As I was in the checkout line the other day, a few magazines caught my attention. They touted successes and accomplishments in the lives of various stars, which got me to thinking about my own life. I began to think about Paul’s words about contentment and wondered, If I were talking to my grandchildren today, how would I demonstrate contentment to them? Am I really content?
In my day-to-day life, I have the opportunity to talk with many employees, and they often let down their guard. I find myself struggling with the conversation as they express their dissatisfaction with their work arrangements, supervisors, etc., and I hurry to excuse myself, lest I be tagged as a malcontent, as well. While some are merely venting, some are chronically discontented, not only with their employment, but their lives, as well, so much so that not one positive thought is expressed. Again, I ask myself, Am I contented?

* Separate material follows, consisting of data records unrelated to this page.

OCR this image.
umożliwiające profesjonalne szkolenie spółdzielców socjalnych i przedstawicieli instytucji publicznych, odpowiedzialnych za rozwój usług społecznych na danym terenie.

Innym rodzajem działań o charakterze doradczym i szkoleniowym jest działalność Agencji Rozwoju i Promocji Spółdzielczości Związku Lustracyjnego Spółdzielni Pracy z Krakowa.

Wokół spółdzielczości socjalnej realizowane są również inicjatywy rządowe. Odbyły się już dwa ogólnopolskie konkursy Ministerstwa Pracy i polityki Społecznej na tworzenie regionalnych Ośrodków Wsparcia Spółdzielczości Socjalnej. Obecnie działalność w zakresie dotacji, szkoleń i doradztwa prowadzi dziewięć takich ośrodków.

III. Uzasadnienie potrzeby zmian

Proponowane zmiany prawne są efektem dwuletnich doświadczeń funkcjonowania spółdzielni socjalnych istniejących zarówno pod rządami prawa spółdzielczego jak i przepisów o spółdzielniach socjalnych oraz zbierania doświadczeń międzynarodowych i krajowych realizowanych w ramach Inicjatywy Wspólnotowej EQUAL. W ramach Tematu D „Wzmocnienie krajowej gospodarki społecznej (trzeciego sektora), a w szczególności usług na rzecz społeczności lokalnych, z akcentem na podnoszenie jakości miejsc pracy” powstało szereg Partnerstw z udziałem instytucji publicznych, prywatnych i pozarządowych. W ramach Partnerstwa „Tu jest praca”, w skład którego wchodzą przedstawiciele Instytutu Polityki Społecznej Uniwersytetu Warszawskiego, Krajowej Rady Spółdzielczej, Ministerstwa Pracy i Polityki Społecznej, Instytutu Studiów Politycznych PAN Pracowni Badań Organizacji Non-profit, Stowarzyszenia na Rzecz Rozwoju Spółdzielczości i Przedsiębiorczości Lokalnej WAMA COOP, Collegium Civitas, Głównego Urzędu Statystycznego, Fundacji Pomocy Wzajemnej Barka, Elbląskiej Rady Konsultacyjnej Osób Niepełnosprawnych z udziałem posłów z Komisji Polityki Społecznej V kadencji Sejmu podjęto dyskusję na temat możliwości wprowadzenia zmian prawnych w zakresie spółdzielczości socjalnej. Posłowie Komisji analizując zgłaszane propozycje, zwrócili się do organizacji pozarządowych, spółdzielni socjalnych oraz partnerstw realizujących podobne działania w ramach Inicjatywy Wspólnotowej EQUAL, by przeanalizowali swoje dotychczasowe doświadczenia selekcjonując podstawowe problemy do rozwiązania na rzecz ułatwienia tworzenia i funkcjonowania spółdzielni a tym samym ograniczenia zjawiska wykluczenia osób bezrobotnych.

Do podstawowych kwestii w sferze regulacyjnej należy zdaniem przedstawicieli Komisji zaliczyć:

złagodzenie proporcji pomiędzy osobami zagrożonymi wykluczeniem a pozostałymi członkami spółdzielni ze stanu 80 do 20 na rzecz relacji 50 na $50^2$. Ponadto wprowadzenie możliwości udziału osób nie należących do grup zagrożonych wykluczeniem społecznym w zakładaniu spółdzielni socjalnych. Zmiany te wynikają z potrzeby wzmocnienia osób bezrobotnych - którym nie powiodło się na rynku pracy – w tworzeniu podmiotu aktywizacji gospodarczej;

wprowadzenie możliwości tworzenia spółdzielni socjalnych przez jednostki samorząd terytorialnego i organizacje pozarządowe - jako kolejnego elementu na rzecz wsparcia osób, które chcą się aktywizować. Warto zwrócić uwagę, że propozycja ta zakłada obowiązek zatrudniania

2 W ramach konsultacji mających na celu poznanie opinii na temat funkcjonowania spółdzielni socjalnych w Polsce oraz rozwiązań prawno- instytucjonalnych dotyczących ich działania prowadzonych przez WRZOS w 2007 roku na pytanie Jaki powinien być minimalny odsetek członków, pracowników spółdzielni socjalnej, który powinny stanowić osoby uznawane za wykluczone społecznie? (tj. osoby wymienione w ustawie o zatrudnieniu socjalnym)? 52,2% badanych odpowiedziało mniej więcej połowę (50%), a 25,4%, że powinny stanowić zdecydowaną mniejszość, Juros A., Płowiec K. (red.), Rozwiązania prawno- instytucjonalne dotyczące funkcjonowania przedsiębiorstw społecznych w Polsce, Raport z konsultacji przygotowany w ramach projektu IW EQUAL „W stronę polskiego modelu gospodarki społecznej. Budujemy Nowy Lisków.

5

There are many areas where we can find contentment, or a lack of it—work, home, relationships, church. Some might say that being content is having no ambition, no desire for improvement or advancement. One dictionary definition of being contented is being “satisfied with what one is or has; not wanting more or anything else.” Are we called to be without ambition, or is there more to being contented in the Christian life?
In the book of Philippians, Paul writes to the believers there to thank them for their support of his ministry. He is grateful for their concern for him, but he is quick to express that he isn’t in need:
“I am not saying this because I am in need, for I have learned to be content whatever the circumstances. I know what it is to be in need, and I know what it is to have plenty. I have learned the secret of being content in any and every situation, whether well fed or hungry, whether living in plenty or in want. I can do all this through him who gives me strength” (Philippians 4:11-13).
Paul’s words give us the answer to the contentment issue. It isn’t a matter of not having goals or aspirations, but rather a sense of inner peace that carries us through every situation in which we find ourselves. Contentment is the acceptance of this day, this time in our lives where God has placed us, accepting that for this moment we are in God’s hands and will and can serve Him, whatever the situation.
I am not always satisfied with where I am. I want to grow and change, to be more than I am, and that is a commendable goal. So how can I be contented while having aspirations beyond where I currently stand? Am I being unfaithful to God if I want something more?
The key is in Paul’s words: “I can do all this through him who gives me strength.” Wherever he found himself, Paul was reminded that nothing could overcome him if he was relying and leaning on God’s strength to withstand it. Whether in lack or in much, Paul learned to be satisfied with the moment, to accept that God was working in his life and would carry him through. Contentment, biblically, “arises from the inward disposition, and is the offspring of humility” (dictionary.com)
God instructs us to pray for provision and for God’s movement in our lives. Solomon prayed for wisdom. Paul prayed for God to direct him as to where he should travel and preach. Finding satisfaction or contentment requires submitting ourselves to God and to God’s working in our lives each new day, asking him for grace to grow, but finding joy and fulfillment in the times where we find ourselves.
Being content requires God’s grace. Paul prayed for God to remove a “thorn in the flesh.” He wanted relief. However, God answered: “My grace is sufficient for you, for my power is made perfect in weakness” (2 Corinthians 12:9). It is in the down times, the times of loss or need, the times when we are not where we want to be, that we can find God’s grace and power in our lives, and thereby find contentment.
Some years ago now my husband bought me a CD with a song about a couple who never found the dreams of their youth. They sing in the chorus, “This cup filled up so quickly / There’s too much on our plate /Between the living and the dying / Some things must wait / So we never got to Paris and found the cafe of our dreams / But our table holds a whole wide world of memories No, we never went to Venice / And strolled the streets alone / But we built our worlds together and we got the best of both” (Out of the Grey, So We Never Got to Paris).
The secret of contentment is not that we eliminate dreams or goals, but that we make peace with the days in which we live, find happiness in the now, knowing that God is working in our lives and will bring us joy wherever we find ourselves. The secret is submitting our dreams to God and allowing Him to bring them to pass in His way and will. May God give you joy and contentment today.